Neutrophils are necessary for cardiac healing after MI. By producing pro-inflammatory cytokines, chemokines and high amounts of ROS, they clear the infarcted area of cell debris, but also increase injury. Therefore, they are generally thought to have a negative effect on cardiac remodeling. However, recent studies show that neutrophils might also have a positive effect. Neutrophil depletion after MI leads to increased fibrosis, reduced cardiac function and finally heart failure. Also, by interacting with macrophages, they might have a direct, or indirect, anti-inflammatory effect. Moreover, it has been shown that neutrophils, like macrophages, can be divided in at least pro-inflammatory N1, and reparative N2 neutrophils, which have both been found after MI. Influencing neutrophil phenotype might improve cardiac remodeling after MI. To study this, it is important to have good markers for the different neutrophils phenotypes. Markers used until now, are markers that are also used for macrophage. The aim of this study was to find neutrophil specific markers.
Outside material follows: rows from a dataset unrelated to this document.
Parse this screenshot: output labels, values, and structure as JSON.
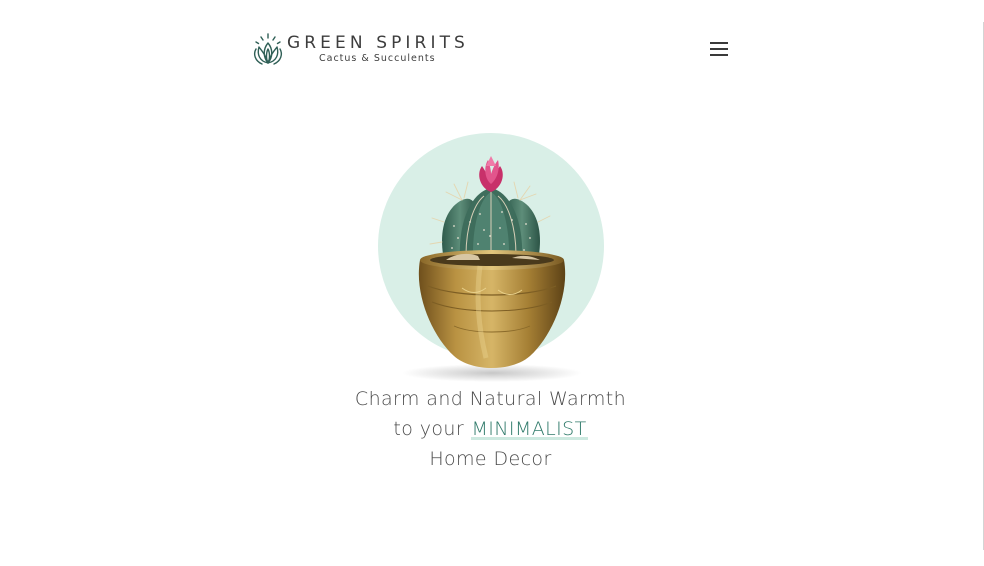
{
  "header": {
    "brand_name": "GREEN SPIRITS",
    "tagline": "Cactus & Succulents",
    "logo_icon": "lotus-logo-icon",
    "menu_icon": "hamburger-menu-icon"
  },
  "hero": {
    "image_icon": "cactus-in-brass-pot-illustration",
    "circle_color": "#d9efe7",
    "headline": {
      "line1": "Charm and Natural Warmth",
      "line2_prefix": "to your",
      "line2_highlight": "MINIMALIST",
      "line3": "Home Decor"
    }
  },
  "colors": {
    "accent": "#2f7a6a",
    "circle": "#d9efe7",
    "flower": "#d9417a",
    "pot": "#a88436"
  }
}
Neutrophils were isolated from mouse bone marrow and left untreated, or treated 4 hours with the polarizers IL4 (20 ng/mL) or LPS+ IFNγ (10+2 ng/mL). qPCR analysis showed that IL4 treatment upregulated the classic markers Arg1, Retnlα and Chi3l3 and LPS+ IFNγ upregulated TNFα, IL12a, and NOS2. RNA sequencing of polarized neutrophils was performed to find more neutrophil specific N1 and N2 markers. Car4 was the highest upregulated marker after IL4 treatment, with a fold change (FC) of 228.8 (p=7.4E-19) when compared to untreated. Other significantly high upregulated markers, that were not affected by LPS treatment were the classic marker Retnlα (FC 68.9 p=2.97E-32), Lct4s (FC 40.8 p=2.97E-09) and Slc28a3 (FC 26.6 p=6.97E-37). Interestingly, RNA sequencing showed that these genes were not upregulated in IL4 treated macrophages. qPCR analysis confirmed that these marker were significantly upregulated after IL4 treatment. To be able to differentiate between neutrophils with another method, FACS analysis was performed with the markers arginase 1, Car4 and CD206 (mannose receptor), which is a common marker for reparative M2-macrophages. Unfortunately, these markers were not observed in FACS analysis of neutrophils. Looking at the gene expression of these genes, we observed, that they are little expressed in neutrophils (RPKM 0.2, 0.65 and 0.7 respectively). Therefore, we searched for genes that were significantly upregulated after IL4 treatment with a RPKM>40 reads. Fcgr2b (FC 3.0 p=1.9E-45) and Itgb3 (FC 2.7 p=3.0E-8) were one of the highest upregulated markers, and qPCR confirmed their increase after IL4 treatment. Interestingly, Itgb3 was significantly reduced after LPS+IFNγ treatment. These markers might be of interest to use in FACS analysis.

The same was done for ILPS+ IFNγ treated neutrophils. The highest upregulated markers in the RNAseq analysis were Cxcl9 (FC 5293 p=9.3E-13), Cxcl11 (FC 4754 p=4.1E-73) and Batf2 (FC 4013 p=1.8E-102). Again, qPCR analysis confirmed the RNAseq results. FACS analysis of TNFα showed an upregulation in LPS+ IFNγ treated cells. CD274 (FC 110 p=1.5E-60) might be another protein of interest for FACS analysis, since this is expressed on the membrane.

Cxcl9 and CD274 and Fcgr2b and Itgb3 are promising markers to study neutrophil phenotype, which now have to be proven in vivo.